Project description:The global health crisis due to the fast spread of coronavirus disease (Covid-19) has caused great danger to all aspects of healthcare, economy, and other aspects. The highly infectious and insidious nature of the new coronavirus greatly increases the difficulty of outbreak prevention and control. The early and rapid detection of Covid-19 is an effective way to reduce the spread of Covid-19. However, detecting Covid-19 accurately and quickly in large populations remains to be a major challenge worldwide. In this study, A CNN-transformer fusion framework is proposed for the automatic classification of pneumonia on chest X-ray. This framework includes two parts: data processing and image classification. The data processing stage is to eliminate the differences between data from different medical institutions so that they have the same storage format; in the image classification stage, we use a multi-branch network with a custom convolution module and a transformer module, including feature extraction, feature focus, and feature classification sub-networks. Feature extraction subnetworks extract the shallow features of the image and interact with the information through the convolution and transformer modules. Both the local and global features are extracted by the convolution module and transformer module of feature-focus subnetworks, and are classified by the feature classification subnetworks.
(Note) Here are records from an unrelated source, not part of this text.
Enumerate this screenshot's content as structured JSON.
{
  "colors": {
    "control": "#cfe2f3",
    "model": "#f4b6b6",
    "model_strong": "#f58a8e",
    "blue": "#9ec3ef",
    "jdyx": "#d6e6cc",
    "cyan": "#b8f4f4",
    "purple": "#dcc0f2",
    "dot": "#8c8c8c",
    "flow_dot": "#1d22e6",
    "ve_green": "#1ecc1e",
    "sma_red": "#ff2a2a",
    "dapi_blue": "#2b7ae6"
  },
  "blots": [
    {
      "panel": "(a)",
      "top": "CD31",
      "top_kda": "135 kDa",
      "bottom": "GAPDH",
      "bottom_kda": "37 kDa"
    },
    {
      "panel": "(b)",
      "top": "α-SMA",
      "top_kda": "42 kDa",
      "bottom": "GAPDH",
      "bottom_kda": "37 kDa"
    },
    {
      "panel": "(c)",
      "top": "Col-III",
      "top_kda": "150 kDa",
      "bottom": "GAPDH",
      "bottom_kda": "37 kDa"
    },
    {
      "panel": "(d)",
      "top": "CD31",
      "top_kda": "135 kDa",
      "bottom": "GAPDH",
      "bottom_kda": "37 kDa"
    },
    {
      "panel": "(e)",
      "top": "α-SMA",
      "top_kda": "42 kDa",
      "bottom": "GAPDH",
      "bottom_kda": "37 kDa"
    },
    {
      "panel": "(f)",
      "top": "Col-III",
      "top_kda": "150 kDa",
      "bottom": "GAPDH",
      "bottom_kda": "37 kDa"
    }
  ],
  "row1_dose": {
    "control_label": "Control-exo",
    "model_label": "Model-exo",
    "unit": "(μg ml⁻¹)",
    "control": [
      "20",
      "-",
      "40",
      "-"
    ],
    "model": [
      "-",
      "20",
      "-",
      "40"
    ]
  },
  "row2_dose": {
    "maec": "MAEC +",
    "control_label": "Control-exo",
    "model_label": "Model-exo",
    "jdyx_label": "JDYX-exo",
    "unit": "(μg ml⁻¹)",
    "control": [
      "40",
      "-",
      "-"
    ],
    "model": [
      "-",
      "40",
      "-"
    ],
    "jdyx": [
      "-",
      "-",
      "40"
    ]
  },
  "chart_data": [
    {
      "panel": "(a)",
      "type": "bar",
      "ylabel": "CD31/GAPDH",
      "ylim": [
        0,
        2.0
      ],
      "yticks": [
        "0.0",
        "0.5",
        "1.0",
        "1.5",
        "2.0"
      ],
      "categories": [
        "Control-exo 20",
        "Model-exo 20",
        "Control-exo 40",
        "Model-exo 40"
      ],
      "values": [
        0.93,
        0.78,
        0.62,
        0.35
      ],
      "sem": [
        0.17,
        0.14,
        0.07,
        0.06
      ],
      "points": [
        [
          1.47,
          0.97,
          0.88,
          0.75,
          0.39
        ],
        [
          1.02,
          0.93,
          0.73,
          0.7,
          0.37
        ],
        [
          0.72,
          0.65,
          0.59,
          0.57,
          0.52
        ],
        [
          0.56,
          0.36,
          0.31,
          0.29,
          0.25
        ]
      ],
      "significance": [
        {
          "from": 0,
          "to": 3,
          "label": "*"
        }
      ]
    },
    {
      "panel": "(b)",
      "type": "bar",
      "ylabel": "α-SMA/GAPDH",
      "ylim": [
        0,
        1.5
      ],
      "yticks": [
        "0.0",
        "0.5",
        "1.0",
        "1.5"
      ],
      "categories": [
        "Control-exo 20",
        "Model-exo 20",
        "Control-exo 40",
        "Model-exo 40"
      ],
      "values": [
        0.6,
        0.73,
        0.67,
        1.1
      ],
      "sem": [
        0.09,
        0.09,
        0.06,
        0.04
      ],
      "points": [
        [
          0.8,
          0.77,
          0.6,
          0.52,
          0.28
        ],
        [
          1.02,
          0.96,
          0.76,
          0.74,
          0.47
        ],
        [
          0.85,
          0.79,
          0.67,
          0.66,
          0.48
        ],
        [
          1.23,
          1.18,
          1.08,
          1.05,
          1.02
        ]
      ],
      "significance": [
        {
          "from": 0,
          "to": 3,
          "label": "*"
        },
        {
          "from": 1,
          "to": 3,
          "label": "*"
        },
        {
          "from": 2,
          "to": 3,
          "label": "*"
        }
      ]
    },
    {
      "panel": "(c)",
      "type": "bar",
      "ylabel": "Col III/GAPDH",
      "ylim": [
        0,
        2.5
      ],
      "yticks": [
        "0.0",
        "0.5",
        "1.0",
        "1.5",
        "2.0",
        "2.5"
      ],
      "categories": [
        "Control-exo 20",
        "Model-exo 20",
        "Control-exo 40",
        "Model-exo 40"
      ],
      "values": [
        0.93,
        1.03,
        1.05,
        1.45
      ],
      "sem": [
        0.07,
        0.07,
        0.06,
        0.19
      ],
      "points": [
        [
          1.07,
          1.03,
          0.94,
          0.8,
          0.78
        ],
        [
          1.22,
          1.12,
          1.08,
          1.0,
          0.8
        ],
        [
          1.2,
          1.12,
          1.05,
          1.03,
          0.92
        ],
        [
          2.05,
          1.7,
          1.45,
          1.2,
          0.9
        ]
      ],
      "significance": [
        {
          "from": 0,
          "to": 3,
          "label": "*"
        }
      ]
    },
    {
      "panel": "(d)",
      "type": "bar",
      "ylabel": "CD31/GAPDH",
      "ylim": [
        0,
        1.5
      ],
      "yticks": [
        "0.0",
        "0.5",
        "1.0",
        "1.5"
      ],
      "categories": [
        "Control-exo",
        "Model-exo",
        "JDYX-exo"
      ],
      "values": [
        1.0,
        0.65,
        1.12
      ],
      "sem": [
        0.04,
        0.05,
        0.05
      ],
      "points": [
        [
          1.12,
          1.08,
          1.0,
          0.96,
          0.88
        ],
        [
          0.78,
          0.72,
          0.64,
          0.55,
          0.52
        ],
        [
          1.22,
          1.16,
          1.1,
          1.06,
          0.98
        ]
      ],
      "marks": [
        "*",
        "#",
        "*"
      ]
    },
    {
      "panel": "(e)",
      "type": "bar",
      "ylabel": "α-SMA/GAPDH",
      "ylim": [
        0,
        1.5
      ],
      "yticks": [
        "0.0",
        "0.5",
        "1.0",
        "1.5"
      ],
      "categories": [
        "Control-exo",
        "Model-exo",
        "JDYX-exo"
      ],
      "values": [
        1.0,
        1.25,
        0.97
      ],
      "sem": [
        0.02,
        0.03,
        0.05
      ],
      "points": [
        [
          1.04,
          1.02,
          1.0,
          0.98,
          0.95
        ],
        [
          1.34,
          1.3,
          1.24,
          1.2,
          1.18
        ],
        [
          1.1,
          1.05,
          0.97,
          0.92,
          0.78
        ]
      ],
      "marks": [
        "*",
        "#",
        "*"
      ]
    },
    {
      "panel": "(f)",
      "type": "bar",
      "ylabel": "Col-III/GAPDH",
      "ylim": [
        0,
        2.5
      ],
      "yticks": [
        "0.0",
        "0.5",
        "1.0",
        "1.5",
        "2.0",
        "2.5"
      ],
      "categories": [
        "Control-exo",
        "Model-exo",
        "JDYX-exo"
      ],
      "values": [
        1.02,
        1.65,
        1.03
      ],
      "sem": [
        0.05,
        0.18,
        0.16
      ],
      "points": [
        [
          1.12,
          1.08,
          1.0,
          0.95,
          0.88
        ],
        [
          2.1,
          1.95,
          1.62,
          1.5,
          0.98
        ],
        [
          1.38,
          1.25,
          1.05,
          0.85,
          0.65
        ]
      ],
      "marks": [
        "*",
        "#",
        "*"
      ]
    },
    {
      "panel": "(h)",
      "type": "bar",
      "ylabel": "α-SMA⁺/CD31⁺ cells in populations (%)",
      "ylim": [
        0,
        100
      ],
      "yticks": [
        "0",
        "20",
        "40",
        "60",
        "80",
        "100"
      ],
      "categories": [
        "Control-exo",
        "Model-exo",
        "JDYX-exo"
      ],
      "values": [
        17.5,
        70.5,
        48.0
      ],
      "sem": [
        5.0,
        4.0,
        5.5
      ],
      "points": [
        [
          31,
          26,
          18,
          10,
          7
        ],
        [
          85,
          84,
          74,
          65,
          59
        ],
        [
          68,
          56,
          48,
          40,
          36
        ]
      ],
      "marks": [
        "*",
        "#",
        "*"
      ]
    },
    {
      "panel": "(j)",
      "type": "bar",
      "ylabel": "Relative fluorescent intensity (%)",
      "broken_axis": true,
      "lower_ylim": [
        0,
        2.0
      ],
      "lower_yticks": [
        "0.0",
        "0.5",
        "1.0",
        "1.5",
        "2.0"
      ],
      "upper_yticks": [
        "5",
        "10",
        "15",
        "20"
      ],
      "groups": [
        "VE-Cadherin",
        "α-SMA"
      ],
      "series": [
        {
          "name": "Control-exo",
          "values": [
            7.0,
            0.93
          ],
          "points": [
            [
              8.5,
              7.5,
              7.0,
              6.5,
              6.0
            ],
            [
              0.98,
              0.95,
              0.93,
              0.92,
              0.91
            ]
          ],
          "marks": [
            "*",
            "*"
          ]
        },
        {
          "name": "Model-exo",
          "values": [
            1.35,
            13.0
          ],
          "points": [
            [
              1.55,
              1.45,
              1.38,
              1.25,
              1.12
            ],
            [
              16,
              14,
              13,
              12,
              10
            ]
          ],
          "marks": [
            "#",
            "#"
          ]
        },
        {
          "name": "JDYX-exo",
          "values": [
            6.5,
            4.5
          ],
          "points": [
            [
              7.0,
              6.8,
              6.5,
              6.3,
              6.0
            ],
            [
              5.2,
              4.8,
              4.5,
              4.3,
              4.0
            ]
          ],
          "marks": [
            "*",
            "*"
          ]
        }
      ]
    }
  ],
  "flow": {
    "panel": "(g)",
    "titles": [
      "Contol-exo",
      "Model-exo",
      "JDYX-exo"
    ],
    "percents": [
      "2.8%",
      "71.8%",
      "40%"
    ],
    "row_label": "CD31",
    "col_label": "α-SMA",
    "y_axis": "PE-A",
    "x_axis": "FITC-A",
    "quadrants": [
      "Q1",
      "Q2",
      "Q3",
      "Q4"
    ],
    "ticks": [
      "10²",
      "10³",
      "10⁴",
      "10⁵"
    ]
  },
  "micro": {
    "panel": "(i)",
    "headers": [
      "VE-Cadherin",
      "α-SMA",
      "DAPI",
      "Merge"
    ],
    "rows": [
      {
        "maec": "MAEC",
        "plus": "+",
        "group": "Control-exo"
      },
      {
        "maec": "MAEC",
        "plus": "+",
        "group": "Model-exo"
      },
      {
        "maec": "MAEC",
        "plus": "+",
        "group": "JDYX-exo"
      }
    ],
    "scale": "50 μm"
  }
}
The proposed network could decide whether or not a patient has pneumonia, and differentiate between Covid-19 and bacterial pneumonia. This network was implemented on the collected benchmark datasets and the result shows that accuracy, precision, recall, and F1 score are 97.09%, 97.16%, 96.93%, and 97.04%, respectively. Our network was compared with other researchers' proposed methods and achieved better results in terms of accuracy, precision, and F1 score, proving that it is superior for Covid-19 detection. With further improvements to this network, we hope that it will provide doctors with an effective tool for diagnosing Covid-19.